- Born: Honolulu, Hawaiʻi
- Awards: 2023 MacArthur Fellow
- Website: https://naleihulu.org

= Patrick Makuakāne =

Patrick Makuakāne (born 1961) is a Hawaiian dancer, chanter, kumu hula and cultural preservationist. In 2023 Makukāne was received a MacArthur Award, colloquially known as the "genius grant." He is the founder of the dance company Nā Lei Hulu i ka Wēkiu.

== Career ==
In 1985, he founded a company of dancers, known as Nā Lei Hulu i ka Wēkiu in San Francisco.

The company's style blends traditional movements with non-Hawaiian music like opera, electronic, dance, alternative, and pop. The company's stage productions showcase both hula mua and authentic, traditional pieces.

He frequently incorporates English-language lyrics, popular music, and modern attire and theatrical presentations. His extended narrative performances challenge stereotypes and delve into both historical and contemporary threats to Native Hawaiian people and culture. The Natives Are Restless (1996) examined the history of colonialism and the ongoing occupation of Hawai’i, highlighting the overthrow of the Hawaiian Kingdom and the push for sovereignty by Native Hawaiians. “Salva Mea,” a frenetic, communal dance set to progressive house music, illustrates the damage caused by Christian missionaries in the nineteenth century.

The creation and performances of The Natives Are Restless were documented in Constance Hale's 2016 book of the same name.

In 2000, he began intensive traditional studies with hula master Mae Kamāmalu Klein in Hawai‘i and, after three years, achieved the recognized status of kumu hula. This achievement culminated in a traditional ‘uniki ‘ailolo graduation ceremony, connecting Makuakāne to a hula lineage stretching back for generations.

Makuakāne is dedicated to preserving Hawaiian language, history, and culture through his choreography and hālau (school), which provides classes for both adults and children. He was inspired to create Ka Leo Kānaka, The Voice of the People, in 2013 after his hālau participated in a project aimed at digitizing Hawaiian-language newspapers. Nā Lei Hulu transcribed more than 1,200 pages, securing a first-place position. Makuakāne considers this as one of the most important achievements of the hālau. This work narrates stories from twentieth-century Hawai’i, set to a variety of musical genres from that era.

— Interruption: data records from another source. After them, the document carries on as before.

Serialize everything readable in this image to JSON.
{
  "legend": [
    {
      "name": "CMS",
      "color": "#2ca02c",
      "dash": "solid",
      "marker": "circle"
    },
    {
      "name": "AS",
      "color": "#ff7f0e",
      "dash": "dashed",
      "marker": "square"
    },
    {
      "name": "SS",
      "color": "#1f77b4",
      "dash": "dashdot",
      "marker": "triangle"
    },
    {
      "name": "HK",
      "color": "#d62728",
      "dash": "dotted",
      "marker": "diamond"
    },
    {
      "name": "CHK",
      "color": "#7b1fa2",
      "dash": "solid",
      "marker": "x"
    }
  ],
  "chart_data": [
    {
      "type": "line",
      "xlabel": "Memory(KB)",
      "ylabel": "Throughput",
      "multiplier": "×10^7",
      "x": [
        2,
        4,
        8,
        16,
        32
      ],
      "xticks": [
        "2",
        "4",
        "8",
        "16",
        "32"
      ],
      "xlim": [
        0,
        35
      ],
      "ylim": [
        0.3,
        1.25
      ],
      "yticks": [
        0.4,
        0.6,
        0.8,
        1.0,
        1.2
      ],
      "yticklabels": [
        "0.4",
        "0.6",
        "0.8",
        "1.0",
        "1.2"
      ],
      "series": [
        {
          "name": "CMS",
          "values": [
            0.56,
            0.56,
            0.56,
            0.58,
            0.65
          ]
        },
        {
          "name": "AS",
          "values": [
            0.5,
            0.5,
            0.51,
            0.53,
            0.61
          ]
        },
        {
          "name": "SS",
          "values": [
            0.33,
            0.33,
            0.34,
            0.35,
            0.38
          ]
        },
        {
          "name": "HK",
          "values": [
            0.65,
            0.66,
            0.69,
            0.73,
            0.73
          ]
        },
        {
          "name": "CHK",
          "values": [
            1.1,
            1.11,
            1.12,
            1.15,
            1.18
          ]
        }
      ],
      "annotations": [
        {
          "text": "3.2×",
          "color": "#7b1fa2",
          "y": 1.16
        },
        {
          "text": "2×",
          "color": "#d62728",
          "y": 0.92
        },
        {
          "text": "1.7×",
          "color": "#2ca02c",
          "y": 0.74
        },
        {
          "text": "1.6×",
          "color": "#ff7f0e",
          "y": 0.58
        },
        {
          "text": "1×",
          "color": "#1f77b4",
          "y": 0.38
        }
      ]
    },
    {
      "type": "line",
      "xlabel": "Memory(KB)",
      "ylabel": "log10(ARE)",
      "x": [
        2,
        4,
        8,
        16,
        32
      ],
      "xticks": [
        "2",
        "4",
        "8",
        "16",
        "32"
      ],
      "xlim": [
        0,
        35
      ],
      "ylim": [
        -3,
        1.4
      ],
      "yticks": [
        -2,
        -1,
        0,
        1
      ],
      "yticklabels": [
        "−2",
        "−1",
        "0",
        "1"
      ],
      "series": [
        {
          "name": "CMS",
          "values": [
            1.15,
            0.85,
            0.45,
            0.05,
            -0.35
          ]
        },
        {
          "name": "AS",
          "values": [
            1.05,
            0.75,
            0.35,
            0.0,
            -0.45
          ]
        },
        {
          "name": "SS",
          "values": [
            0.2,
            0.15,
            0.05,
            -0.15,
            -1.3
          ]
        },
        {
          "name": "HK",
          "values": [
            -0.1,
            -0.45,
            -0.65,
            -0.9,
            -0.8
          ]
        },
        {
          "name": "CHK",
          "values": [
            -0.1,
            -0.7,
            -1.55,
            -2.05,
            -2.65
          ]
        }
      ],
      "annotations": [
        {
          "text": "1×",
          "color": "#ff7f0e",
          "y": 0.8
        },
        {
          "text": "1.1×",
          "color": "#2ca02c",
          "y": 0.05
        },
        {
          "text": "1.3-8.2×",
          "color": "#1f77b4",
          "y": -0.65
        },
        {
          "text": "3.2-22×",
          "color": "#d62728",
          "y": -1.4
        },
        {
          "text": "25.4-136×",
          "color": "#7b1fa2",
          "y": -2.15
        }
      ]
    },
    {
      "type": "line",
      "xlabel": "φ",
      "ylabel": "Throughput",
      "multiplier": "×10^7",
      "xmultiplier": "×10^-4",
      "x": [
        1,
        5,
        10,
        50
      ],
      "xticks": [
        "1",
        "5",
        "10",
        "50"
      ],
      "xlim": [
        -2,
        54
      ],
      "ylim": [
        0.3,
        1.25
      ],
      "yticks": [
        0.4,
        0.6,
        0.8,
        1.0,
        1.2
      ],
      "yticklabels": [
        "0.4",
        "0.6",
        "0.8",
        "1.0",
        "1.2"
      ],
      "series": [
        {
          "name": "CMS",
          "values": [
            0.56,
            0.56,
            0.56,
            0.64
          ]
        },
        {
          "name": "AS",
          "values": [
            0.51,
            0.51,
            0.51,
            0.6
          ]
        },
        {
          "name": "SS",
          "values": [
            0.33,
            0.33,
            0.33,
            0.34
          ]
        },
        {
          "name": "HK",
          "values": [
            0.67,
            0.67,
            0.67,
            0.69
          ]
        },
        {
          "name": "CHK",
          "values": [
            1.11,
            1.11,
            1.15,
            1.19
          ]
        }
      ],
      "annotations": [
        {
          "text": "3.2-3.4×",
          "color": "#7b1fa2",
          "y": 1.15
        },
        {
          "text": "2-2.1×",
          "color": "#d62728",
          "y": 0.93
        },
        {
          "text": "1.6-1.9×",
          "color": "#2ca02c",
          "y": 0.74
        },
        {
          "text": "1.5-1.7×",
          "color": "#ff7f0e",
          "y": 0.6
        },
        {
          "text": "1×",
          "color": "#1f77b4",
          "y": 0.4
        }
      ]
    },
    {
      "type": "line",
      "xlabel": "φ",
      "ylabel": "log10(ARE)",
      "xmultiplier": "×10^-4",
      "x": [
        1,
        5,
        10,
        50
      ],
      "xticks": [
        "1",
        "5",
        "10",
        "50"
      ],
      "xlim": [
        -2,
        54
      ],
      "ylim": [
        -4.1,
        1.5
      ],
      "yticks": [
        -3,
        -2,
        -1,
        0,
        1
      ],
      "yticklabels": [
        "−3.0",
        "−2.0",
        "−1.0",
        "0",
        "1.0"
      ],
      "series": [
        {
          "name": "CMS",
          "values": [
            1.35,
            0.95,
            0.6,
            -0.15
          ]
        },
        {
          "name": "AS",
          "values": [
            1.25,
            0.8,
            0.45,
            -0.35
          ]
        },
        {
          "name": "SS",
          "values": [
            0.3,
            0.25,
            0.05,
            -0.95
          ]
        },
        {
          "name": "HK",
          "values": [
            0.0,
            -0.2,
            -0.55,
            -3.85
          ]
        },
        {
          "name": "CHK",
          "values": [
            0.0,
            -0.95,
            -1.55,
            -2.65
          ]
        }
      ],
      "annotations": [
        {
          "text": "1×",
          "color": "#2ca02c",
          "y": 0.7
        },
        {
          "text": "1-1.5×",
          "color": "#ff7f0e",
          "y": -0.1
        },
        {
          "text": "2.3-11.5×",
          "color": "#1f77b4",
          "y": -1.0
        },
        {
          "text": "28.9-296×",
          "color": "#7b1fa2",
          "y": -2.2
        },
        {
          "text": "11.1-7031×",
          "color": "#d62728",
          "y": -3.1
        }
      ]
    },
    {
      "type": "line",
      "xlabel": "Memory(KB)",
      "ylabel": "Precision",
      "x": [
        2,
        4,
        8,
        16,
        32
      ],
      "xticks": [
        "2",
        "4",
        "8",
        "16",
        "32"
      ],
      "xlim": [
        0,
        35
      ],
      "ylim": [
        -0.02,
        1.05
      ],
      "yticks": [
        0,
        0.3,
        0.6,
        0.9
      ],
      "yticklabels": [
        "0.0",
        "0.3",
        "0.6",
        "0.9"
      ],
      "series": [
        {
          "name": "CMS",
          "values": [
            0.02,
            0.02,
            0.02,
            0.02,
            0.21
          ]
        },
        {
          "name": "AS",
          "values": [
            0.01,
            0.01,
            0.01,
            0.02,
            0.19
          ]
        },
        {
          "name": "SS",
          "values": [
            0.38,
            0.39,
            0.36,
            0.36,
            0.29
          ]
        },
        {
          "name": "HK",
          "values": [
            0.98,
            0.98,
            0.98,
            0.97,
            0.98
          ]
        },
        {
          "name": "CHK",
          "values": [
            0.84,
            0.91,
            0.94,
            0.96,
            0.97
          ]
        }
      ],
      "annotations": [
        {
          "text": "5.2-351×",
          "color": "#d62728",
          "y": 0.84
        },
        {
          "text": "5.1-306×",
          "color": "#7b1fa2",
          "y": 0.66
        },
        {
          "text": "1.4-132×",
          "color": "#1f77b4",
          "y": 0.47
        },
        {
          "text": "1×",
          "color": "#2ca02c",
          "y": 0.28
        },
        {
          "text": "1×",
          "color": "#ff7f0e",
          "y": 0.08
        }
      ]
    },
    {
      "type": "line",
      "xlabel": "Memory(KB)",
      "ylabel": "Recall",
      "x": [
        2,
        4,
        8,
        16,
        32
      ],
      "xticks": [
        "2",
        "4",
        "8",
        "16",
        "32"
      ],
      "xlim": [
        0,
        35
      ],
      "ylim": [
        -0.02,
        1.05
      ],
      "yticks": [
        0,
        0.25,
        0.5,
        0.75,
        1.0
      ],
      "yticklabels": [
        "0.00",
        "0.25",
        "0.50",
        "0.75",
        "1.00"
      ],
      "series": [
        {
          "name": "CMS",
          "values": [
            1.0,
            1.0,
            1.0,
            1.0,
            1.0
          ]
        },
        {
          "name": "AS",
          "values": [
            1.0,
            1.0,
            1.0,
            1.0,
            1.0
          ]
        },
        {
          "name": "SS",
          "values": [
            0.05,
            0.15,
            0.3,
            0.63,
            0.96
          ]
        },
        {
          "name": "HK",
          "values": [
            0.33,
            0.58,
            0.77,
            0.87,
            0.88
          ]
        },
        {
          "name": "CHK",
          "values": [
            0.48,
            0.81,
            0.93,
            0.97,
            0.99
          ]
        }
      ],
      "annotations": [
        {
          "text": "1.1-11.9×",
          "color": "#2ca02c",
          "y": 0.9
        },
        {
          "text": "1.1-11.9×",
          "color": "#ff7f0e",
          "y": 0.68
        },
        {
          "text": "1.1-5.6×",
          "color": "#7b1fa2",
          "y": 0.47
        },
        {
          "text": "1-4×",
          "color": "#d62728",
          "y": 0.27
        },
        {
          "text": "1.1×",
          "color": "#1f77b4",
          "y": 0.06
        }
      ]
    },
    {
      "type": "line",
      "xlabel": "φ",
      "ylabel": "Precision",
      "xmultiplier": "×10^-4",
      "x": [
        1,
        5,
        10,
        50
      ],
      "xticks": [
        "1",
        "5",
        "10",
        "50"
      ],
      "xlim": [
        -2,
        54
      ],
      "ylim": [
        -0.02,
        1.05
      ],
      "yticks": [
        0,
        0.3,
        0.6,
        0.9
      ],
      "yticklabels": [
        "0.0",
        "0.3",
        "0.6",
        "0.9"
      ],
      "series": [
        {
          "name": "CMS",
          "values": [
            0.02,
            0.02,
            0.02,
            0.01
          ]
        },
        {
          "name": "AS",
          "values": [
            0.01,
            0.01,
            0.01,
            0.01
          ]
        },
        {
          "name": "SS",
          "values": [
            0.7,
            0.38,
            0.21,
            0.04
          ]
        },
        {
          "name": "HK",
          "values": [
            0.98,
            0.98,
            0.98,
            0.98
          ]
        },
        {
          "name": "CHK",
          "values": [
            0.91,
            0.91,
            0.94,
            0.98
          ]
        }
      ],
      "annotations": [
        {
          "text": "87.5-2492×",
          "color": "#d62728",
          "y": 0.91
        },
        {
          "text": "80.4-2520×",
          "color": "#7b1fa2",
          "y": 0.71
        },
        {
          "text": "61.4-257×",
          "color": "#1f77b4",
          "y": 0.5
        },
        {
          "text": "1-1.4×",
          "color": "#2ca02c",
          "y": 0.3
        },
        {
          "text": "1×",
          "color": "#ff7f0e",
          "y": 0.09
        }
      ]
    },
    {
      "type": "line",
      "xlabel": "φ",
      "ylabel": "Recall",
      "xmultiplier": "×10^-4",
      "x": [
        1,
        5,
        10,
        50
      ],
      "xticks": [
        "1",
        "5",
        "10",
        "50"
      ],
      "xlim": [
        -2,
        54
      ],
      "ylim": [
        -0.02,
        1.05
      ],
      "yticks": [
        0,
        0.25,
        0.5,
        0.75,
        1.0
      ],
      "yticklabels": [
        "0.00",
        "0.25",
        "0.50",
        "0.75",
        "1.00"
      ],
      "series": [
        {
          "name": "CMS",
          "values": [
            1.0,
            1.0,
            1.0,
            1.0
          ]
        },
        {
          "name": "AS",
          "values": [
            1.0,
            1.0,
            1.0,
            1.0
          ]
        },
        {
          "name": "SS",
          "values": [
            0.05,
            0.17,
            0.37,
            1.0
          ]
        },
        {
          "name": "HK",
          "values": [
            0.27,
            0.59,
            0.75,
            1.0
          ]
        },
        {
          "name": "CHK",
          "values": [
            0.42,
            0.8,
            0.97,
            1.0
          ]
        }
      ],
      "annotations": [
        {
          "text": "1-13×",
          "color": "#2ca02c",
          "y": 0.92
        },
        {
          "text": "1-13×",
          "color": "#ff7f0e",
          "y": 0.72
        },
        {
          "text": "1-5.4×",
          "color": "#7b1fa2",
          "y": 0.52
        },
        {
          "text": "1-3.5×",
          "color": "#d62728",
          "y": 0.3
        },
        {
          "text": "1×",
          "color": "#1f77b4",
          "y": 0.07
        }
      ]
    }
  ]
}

In 2022, Makuakāne and his company collaborated with Hawaiian transgender artists to produce the full-length piece MĀHŪ. In 2025, he wrote and directed The Return of Kapaemahu, a hula based on the animated film telling of the moʻolelo of four māhū who brought the healing arts from Tahiti to Hawaiʻi. This piece was performed weekly on the Waikīkī Beach hula mound adjacent to the Kapaemahu stones as part of the Lei Pua Ala Queer Histories of Hawaiʻi project.

Makuakāne has performed numerous times at the Burning Man festival.

Alongside his role as a kumu hula at his school, Makuakāne also acts as a spiritual and cultural advisor for the Native Hawaiian Religious Group at San Quentin Rehabilitation Center.

He directs the upcoming Hawaiian language opera Kamalehua: The Sheltering Tree based on the story of Haʻalilio's service under Kamehameha III for the Hawaii Opera Theatre, the opera opens in the Neal S. Blaisdell Concert Hall in May 2026.

==Awards and honors==
- 2018 - lifetime of achievement by the San Francisco Arts Commission's Legacy Award
- 2019 - received a Dance/USA Fellowship for his emphasis on dance for social change
- 2020 - recipient of the Hewlett 50 Arts Commission, supporting the creation and premier of 50 exceptional works by world-class artists
- 2023 - MacArthur Fellows Program recipient

He was featured on the podcast This Is Love, on the episode "Hula with Teeth".